Authors: Mengyu Zhou, Wang Tao, Ji Pengxin, Han Shi, Zhang Dongmei320-328

AAAI 2020 | Conference PDF | Archive PDF | Plain Text | LLM Run Details

Reproducibility Variable Result LLM Response
Research Type Experimental Table2Analysis has 0.78 recall at top-5 and 0.65 recall at top-1 in our evaluation against a large scale spreadsheet corpus on the Pivot Table recommendation task. ... We collect over 121,000 tables from 74,000 real world Excel files. ... We verify the effectiveness of Table2Analysis on Pivot Table recommendation.
Researcher Affiliation Collaboration Mengyu Zhou,1 Tao Wang,2 Pengxin Ji,2 Shi Han,1 Dongmei Zhang1 1Microsoft Research 2Beijing University of Posts and Telecommunications Beijing, China {mezho, shihan, dongmeiz}@microsoft.com, {wangt, jpx}@bupt.edu.cn
Pseudocode No The paper describes its processes and model architecture in detail, including figures (Figure 2 for DQN Model Architecture), but it does not present any structured pseudocode or algorithm blocks.
Open Source Code No The paper does not provide any specific link to a code repository, nor does it explicitly state that the source code for Table2Analysis is open-sourced or available in supplementary materials.
Open Datasets No The paper states, "Our Pivot Table corpus contains 74, 299 unique English Excel spreadsheet files (with Pivot Tables) that are crawled from public Web." While the data source is public, the collected corpus itself is not provided with an explicit public access link, DOI, or citation to a repository for the corpus itself. It's their own collected dataset based on public files, but the dataset itself is not made public.
Dataset Splits Yes The Excel files are allocated for training, validation, and testing in the ratio of 7 : 1 : 2. Hyper-parameter experiments are based on the validation set, while overall accuracy and effectiveness comparisons against the baseline methods use the testing set.
Hardware Specification Yes Multiple experiments for tuning hyper-parameters and testing are run on the Azure Cloud using Standard NCv3 (24 CPUs, 448 GB memory, 4 NVIDIA Tesla V100 16G-memory GPUs) VM nodes.
Software Dependencies No The paper mentions using the "BERT model (Devlin et al. 2018)" for semantic embedding, but it does not specify a version number for BERT or any other software dependencies crucial for replication.
Experiment Setup Yes The small one (with 0.81M parameters) where N = 4, h = 8, dff = 192 and dmodel = 96; The large one ( 4.60M parameters) where N = 6, h = 12, dff = 384 and dmodel = 192. Four class weight settings of the negative log-likelihood loss function: (1, 1), (0.8, 1), (0.2, 1) and (0.08, 1) for the zero and one action value classes from q (s, a).
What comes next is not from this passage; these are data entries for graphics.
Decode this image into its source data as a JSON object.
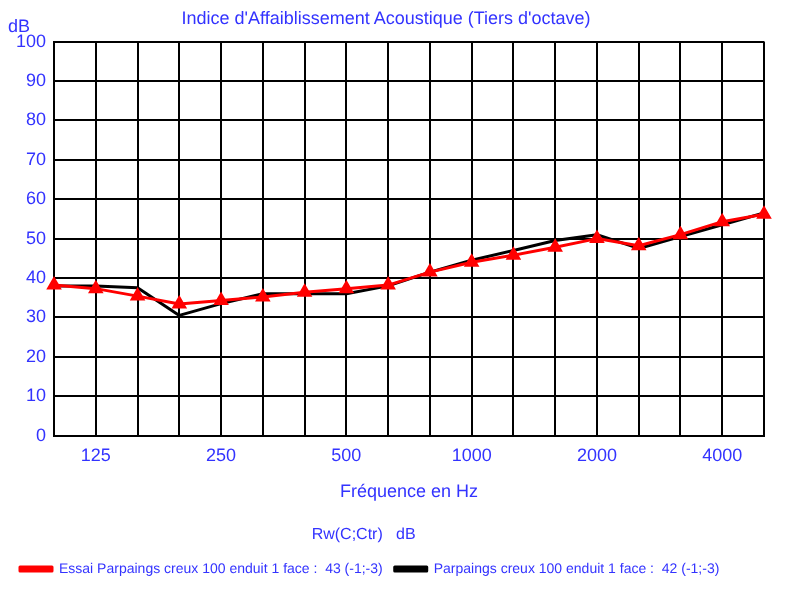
{
  "chart_data": {
    "type": "line",
    "title": "Indice d'Affaiblissement Acoustique (Tiers d'octave)",
    "xlabel": "Fréquence en Hz",
    "ylabel": "dB",
    "legend_title": "Rw(C;Ctr)   dB",
    "categories": [
      null,
      "125",
      null,
      null,
      "250",
      null,
      null,
      "500",
      null,
      null,
      "1000",
      null,
      null,
      "2000",
      null,
      null,
      "4000",
      null
    ],
    "series": [
      {
        "name": "Essai Parpaings creux 100 enduit 1 face :  43 (-1;-3)",
        "color": "#ff0000",
        "marker": "triangle",
        "values": [
          38.2,
          37.3,
          35.4,
          33.4,
          34.3,
          35.2,
          36.4,
          37.3,
          38.2,
          41.5,
          44,
          45.8,
          47.8,
          50,
          48.2,
          51,
          54.3,
          56.2
        ]
      },
      {
        "name": "Parpaings creux 100 enduit 1 face :  42 (-1;-3)",
        "color": "#000000",
        "marker": "none",
        "values": [
          38,
          38,
          37.5,
          30.5,
          33.5,
          36,
          36,
          36,
          38,
          41.5,
          44.5,
          47,
          49.5,
          51,
          47.5,
          50.5,
          53.5,
          56.5
        ]
      }
    ],
    "ylim": [
      0,
      100
    ],
    "yticks": [
      0,
      10,
      20,
      30,
      40,
      50,
      60,
      70,
      80,
      90,
      100
    ],
    "grid": true,
    "legend": "bottom",
    "line_style": "solid"
  }
}
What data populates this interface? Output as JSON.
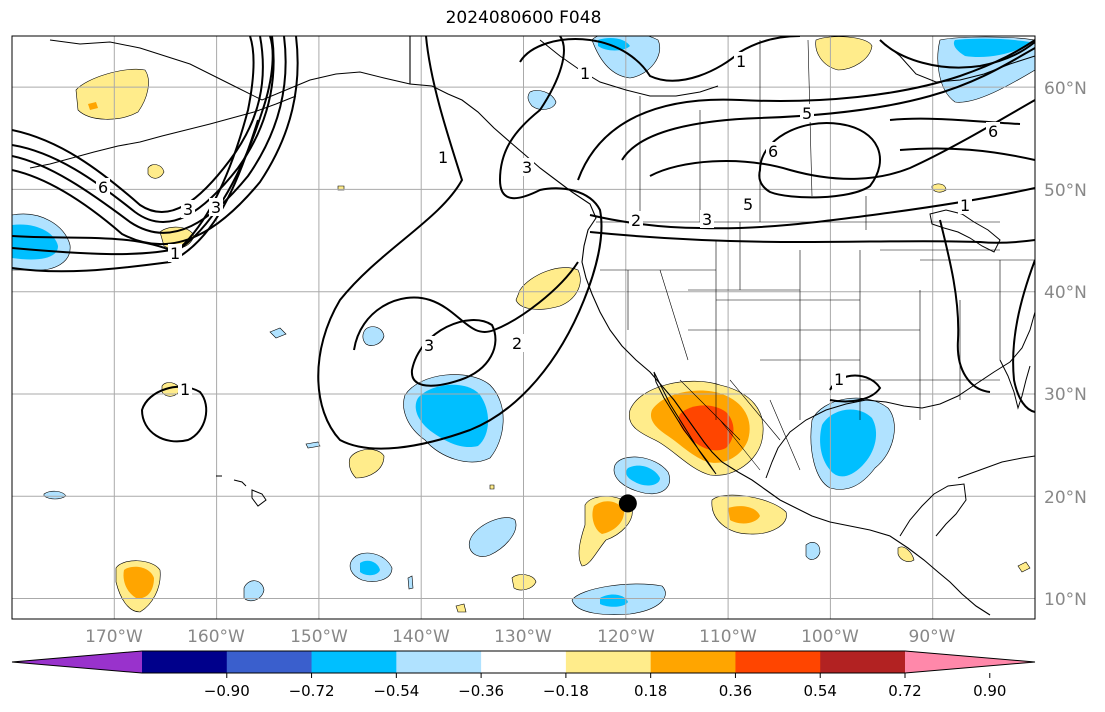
{
  "title": "2024080600 F048",
  "map": {
    "projection": "PlateCarree",
    "lon_range": [
      -180,
      -80
    ],
    "lat_range": [
      8,
      65
    ],
    "gridlines": true,
    "longitude_labels": [
      "170°W",
      "160°W",
      "150°W",
      "140°W",
      "130°W",
      "120°W",
      "110°W",
      "100°W",
      "90°W"
    ],
    "latitude_labels": [
      "60°N",
      "50°N",
      "40°N",
      "30°N",
      "20°N",
      "10°N"
    ],
    "marker": {
      "label": "point-marker",
      "lon": -119.8,
      "lat": 19.3,
      "color": "#000000"
    },
    "contour_labels": [
      "1",
      "2",
      "3",
      "5",
      "6"
    ]
  },
  "colorbar": {
    "orientation": "horizontal",
    "extend": "both",
    "tick_labels": [
      "−0.90",
      "−0.72",
      "−0.54",
      "−0.36",
      "−0.18",
      "0.18",
      "0.36",
      "0.54",
      "0.72",
      "0.90"
    ],
    "colors": [
      "#9932cc",
      "#00008b",
      "#3a5fcd",
      "#00bfff",
      "#b0e2ff",
      "#ffffff",
      "#ffec8b",
      "#ffa500",
      "#ff4500",
      "#b22222",
      "#ff88aa"
    ]
  },
  "colors": {
    "land_boundary": "#000000",
    "grid": "#aaaaaa",
    "contour": "#000000"
  }
}
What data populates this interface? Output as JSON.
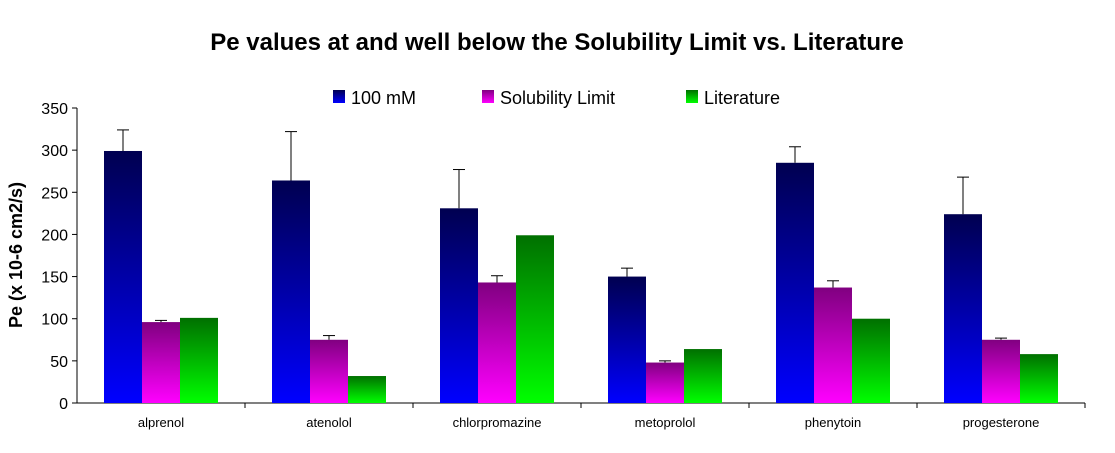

Other hyper-parameters such as dropout rate (= 0.1) and epoch rounds (= 30) are derived from the above ones or fixed for all the pretrain experiments. ... (Expand Limit, Beam Size) = (100, 4). For OU noises, we set θ = 0.15, σ = 0.2, μ = 0, and diminish the scale of noise as the epoch number grows (scaling factor starts at 0.9, and ends at 0.001 by multiplying 0.8 after each epoch).